9/27/2004

la musica: la lingua universale. or: please allow me to wax rhapsodic for a moment. last night t. and i went to see rostropovich play in torino. the concert was interesting in many respects, featuring "i virtuosi di praga," a czech ensemble of 12 violinists, four violists, four cellists, 2 bassists, and a few brass. they play without a conductor(!), which i think is quite impressive, given that their number (in my opinion and limited experience) rides that limit for conductor-lessness. the program:
  • leos janacek (sorry, this keyboard doesn't support czech accents), suite for two violins, viola, cello and bass
  • petr ilyich tchaikovsky (why do they use a czech spelling in the program? isn't the guy russian?), serenade for strings in C maj, op. 48
  • haydn, cello concerto in D maj
  • mozart, symphony no. 29 in A maj, K.201
i really dug the janacek; it seems like precisely the type of chamber music i like to play: satisfying in its chord progressions (simiilar -- in feeling, not execution -- to vaughan-williams' "thomas tallis") and resolutions and offering up some really juicy violin parts. this tchaikovsky is one of my lesser favorites. maybe because i've played it on so many occasions with various orchestras, but mostly because i find some of it so ham-handed. the first movement exposition in particular. which is not to say that i don't like the serenade. because i do: the development sections and the fourth movt -- so kickass to play! the virtuosi do lovely work, producing a warm, luxuriant sound that the agnelli auditorium, with its wood panelling and excellent acoustics, delivers in all the right ways, producing the sonoral equivalent of a five-ply cashmere blanket, enveloping the ears, the frontal lobe in cumulus folds. though ensemble is not always spot-on -- owing to the whole conductor-less scenario, one imagines -- when they're tight, they are tight. the synchronicity buoys the mind and makes one feel lightneaded. they seem to be most effective with mozart and played this symphony with a scintillating clarity and a precision that's nothing short of remarkable. but rostropovich -- rostropovich is the one that boggles the mind. the man is seventy-seven years old!

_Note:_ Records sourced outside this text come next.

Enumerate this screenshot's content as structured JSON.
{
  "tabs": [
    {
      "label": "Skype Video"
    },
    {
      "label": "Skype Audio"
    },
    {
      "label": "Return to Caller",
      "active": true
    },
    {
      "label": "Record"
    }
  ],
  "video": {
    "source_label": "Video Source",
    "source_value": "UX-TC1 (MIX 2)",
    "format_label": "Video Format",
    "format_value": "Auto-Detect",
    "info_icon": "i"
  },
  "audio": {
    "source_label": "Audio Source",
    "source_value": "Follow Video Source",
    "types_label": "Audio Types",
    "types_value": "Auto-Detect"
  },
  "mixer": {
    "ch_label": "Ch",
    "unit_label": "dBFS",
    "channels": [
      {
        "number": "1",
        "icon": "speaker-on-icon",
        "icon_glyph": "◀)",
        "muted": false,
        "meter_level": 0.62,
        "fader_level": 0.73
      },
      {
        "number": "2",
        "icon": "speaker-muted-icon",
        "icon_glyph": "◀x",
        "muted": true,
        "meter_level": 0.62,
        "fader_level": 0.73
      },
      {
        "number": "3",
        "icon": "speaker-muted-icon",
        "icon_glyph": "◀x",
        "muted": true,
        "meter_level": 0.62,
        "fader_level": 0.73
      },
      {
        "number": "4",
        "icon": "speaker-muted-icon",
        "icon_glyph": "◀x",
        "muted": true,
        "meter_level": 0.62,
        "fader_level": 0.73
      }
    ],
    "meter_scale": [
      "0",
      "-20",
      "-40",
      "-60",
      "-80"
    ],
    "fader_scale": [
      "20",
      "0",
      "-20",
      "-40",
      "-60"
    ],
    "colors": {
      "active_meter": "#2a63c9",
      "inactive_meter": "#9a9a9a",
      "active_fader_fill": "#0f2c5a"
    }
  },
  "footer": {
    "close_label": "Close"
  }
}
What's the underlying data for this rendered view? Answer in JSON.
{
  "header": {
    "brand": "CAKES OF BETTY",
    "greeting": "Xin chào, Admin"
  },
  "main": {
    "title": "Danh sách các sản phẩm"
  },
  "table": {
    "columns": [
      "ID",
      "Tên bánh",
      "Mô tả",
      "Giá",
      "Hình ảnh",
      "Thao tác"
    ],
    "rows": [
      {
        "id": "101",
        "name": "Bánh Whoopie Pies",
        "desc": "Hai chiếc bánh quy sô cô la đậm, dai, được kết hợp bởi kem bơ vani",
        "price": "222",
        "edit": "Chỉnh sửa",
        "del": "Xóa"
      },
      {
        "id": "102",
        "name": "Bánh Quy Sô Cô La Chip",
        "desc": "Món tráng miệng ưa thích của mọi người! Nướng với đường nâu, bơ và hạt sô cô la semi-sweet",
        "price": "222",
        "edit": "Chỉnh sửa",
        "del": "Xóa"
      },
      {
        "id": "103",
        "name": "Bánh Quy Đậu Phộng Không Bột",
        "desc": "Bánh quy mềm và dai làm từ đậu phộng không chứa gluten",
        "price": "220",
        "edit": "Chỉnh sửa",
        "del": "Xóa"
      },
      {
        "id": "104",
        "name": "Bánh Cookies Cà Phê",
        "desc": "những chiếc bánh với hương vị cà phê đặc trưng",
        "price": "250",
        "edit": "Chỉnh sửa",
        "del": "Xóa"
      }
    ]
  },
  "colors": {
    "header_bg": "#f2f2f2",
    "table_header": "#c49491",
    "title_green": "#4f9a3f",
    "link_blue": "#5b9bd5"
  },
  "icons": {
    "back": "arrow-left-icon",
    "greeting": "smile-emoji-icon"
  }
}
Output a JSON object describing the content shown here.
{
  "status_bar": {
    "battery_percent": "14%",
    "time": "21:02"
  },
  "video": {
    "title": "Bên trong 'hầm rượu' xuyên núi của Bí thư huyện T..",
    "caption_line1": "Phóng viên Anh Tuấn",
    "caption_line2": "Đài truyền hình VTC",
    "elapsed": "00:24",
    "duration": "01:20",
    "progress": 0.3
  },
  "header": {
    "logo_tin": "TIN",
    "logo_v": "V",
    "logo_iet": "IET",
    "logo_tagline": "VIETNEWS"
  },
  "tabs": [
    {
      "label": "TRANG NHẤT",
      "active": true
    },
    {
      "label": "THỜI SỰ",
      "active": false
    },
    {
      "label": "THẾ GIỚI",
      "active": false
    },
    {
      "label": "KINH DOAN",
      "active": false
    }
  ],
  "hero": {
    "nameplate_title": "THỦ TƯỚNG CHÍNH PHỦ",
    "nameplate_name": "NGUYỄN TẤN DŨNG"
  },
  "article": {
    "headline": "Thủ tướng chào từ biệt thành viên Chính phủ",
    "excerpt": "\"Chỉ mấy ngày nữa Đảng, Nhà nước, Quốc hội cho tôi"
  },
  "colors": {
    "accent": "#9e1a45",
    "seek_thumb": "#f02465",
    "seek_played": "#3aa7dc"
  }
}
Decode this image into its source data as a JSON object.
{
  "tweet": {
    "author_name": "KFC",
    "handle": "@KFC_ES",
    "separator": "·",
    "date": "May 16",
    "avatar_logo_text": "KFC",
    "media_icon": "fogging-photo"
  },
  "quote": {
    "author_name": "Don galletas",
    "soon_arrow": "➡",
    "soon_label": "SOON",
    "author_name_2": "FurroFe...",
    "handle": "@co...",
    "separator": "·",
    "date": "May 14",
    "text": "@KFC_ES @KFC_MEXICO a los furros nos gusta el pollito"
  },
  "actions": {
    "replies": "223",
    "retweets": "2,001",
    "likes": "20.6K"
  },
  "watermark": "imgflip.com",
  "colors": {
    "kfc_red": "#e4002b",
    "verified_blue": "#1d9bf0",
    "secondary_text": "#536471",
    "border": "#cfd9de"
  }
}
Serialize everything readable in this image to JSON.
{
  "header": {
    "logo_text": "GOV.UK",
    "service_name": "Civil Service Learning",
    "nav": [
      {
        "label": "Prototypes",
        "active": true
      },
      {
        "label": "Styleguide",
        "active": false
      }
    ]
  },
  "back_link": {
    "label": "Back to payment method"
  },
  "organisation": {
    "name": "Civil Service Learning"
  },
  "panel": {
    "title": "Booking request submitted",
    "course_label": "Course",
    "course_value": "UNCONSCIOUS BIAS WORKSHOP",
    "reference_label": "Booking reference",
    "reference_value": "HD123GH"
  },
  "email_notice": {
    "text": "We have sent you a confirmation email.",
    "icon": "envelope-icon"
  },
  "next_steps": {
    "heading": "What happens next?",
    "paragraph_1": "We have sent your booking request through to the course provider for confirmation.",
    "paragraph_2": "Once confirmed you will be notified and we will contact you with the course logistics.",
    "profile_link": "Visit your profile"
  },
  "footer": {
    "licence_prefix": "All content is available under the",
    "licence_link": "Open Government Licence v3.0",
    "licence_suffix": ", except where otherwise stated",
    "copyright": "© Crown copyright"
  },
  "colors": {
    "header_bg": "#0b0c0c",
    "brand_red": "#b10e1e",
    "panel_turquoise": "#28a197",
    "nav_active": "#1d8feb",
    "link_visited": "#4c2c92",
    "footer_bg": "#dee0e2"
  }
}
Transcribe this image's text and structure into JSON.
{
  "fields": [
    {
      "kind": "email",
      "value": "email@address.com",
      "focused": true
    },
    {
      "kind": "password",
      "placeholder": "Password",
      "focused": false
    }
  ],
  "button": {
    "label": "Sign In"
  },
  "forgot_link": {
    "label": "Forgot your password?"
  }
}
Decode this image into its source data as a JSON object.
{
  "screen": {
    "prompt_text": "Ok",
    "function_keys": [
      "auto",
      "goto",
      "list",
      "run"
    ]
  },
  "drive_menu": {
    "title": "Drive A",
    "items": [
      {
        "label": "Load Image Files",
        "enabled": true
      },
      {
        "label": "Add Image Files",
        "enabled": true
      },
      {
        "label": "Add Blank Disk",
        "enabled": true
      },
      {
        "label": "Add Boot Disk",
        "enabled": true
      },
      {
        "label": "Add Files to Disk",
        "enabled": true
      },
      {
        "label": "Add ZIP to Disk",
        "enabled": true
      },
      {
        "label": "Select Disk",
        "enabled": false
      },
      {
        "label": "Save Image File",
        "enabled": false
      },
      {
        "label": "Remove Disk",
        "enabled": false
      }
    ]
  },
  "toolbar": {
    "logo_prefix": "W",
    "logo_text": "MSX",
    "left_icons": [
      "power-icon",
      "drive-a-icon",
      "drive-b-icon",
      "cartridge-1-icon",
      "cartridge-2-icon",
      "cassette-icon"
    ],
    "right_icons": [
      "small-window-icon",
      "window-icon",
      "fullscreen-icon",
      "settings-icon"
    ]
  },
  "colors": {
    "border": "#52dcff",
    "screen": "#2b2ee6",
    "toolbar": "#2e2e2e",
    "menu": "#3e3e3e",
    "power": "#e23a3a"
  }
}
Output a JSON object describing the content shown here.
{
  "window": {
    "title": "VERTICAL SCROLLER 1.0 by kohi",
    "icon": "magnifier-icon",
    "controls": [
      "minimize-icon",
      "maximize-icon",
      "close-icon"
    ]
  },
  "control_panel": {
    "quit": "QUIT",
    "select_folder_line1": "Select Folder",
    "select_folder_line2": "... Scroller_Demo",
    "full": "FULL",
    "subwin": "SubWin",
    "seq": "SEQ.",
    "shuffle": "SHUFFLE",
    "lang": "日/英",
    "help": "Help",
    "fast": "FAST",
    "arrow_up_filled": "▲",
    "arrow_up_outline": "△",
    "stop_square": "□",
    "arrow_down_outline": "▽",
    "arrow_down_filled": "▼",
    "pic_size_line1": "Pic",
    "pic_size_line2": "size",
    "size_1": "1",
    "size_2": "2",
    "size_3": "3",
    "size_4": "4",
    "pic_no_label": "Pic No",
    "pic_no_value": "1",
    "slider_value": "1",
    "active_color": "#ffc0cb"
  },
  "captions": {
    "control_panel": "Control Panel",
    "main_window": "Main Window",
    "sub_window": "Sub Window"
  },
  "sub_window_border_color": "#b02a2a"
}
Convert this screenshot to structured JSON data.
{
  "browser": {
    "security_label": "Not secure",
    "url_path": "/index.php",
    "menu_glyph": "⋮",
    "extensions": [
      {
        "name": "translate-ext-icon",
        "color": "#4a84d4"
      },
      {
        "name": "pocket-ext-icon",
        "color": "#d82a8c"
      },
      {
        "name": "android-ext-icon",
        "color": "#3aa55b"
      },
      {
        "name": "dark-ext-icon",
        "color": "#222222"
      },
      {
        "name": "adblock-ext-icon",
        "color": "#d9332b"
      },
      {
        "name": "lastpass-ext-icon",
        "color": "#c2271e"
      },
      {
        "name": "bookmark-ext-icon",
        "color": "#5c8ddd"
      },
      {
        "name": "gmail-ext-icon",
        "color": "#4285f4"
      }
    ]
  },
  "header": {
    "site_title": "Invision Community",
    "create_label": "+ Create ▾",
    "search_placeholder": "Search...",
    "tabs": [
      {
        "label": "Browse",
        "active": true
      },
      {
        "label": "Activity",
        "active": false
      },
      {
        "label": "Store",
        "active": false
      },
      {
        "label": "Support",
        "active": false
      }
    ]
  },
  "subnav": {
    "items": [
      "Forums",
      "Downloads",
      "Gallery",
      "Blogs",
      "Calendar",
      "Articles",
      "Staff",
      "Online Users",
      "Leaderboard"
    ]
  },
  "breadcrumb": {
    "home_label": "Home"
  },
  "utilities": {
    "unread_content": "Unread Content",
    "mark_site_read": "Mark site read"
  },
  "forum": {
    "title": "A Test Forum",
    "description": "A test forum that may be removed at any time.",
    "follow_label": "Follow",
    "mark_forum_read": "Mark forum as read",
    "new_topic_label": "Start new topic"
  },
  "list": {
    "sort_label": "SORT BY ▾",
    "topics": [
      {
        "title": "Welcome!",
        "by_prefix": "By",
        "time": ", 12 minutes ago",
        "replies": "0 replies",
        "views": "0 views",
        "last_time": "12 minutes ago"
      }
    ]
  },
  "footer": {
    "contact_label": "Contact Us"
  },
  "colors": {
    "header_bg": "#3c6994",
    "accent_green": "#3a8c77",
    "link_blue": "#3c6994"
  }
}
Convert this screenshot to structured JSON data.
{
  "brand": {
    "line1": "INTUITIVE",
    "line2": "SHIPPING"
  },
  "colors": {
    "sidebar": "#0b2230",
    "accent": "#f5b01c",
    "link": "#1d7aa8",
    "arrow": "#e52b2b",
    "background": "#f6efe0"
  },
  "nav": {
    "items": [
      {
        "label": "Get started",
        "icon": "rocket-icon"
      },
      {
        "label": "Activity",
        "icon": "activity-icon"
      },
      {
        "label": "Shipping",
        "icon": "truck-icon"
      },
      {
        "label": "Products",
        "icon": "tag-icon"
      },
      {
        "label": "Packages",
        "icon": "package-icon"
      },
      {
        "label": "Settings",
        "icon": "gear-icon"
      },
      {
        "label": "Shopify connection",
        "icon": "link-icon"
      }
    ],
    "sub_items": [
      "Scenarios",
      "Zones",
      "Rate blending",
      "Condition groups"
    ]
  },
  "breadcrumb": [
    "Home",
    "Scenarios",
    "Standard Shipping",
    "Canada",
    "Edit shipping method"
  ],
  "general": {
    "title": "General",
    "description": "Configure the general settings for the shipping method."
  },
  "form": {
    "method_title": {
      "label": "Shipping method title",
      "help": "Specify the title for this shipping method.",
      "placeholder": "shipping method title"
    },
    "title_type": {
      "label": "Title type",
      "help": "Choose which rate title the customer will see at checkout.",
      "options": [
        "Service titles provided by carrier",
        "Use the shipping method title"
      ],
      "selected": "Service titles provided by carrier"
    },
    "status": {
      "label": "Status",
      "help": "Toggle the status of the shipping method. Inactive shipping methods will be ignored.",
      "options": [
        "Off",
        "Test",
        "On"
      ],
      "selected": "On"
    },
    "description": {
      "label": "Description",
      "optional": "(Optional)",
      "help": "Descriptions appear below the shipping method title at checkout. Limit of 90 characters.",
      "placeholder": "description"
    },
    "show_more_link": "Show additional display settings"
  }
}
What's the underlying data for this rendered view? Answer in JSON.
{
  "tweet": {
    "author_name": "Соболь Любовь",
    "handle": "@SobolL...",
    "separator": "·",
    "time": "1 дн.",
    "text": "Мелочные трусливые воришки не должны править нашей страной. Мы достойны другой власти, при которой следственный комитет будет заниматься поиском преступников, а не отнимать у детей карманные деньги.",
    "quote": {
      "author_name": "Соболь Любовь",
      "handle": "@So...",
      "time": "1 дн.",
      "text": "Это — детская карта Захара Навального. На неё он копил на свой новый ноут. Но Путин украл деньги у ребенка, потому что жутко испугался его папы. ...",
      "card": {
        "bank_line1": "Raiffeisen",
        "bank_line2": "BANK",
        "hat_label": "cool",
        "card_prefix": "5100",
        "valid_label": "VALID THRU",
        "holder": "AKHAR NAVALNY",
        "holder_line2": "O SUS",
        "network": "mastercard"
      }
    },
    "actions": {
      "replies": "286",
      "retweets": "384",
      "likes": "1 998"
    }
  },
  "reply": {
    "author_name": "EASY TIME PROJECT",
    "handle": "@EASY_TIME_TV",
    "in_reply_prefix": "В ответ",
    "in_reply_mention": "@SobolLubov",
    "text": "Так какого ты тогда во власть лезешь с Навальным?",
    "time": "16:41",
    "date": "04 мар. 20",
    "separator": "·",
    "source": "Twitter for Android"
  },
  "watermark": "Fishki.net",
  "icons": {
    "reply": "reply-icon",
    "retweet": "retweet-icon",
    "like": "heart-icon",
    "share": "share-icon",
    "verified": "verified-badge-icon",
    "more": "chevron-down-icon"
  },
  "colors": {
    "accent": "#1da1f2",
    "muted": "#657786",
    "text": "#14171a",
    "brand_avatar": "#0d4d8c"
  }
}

SEVENTY-FUCKIN'-SEVEN! he's beenn playing for upwards of three-quarters of a century! i hope i'm still capable of wiping my own ass when i'm his age. at that point, arms become extensions of wood and horsehair, lungs f-holes, and the tongue answers with resonance sympathetic to those strings tuned in fifths. it is unfortunate that i only get to hear him play the haydn -- a piece to which i am decidedly indifferent -- as one shivers to think what this near-octagenarian might do with dvorak. i wasn't so taken with the first movement, primarily because the haydn is given to a sort of feebleness, but the second, i loved. rostropovich treated each note with such tenderness, such consideration and respect. he delivered some brilliant runs in the third movement, displaying a still-remarkable dexterity. when that was over, the maestro bestowed upon us, his rapt audience, some unaccompanied bach that spoke of the power and intensity that still lay in him. i wept. some observations about [classical] concert-going in italy (in comparison with america):
  • italians tend to dress more formally. there was still some denim in attendance, but i also saw more than a few cocktail dresses and a sea of ties. more met opera house, less BSO.
  • the median age in attendance is twenty years younger. i remember BSO concerts being more or less like "coupon clippers' night" at the bingo hall. not that i've ever been to such a thing, but you can well imagine.
  • italian audiences are just as prone to hacking and coughing during performances as americans. what was particularly incredible -- perhaps owing nothing to culture or country -- was the silence that descended each time rostropovich lifted his bow to play. the tension, the expectation was palpable, and at the end of each movement, you could hear the collective exhalation of breath that been suspended throughout.
in non-music news: i finished the corrections last night. it was good. it was decidedly not the twenty-first century's great american novel, but i will vouch that it was good. i was a bit disappointed by the tidiness of the ending, but in retrospect, the opening was punishing enough that i didn't need a concluding disembowelment as well. but read it -- this jonathan has a way with words as well. i've had a pretty successful week in the kitchen. i cooked up a large pot of butternut squash soup, still good sans crème, and finally put my food mill to good use. it will be rescued from the just-out-reach shelf again this week when i try out carrot-ginger soup. excursus: the butcher didn't have any chicken today, so we'll have to see how veal stock works on this. but on a happy note, the macellaio offered me a lagniappe after i queried him on cuts: an illustrated diagram of meat parts! how excited am i? on saturday, i went to a birthday party and managed to crank out a pretty solid seven-avocado guacamole while semi-inebriated. i, for one, am impressed.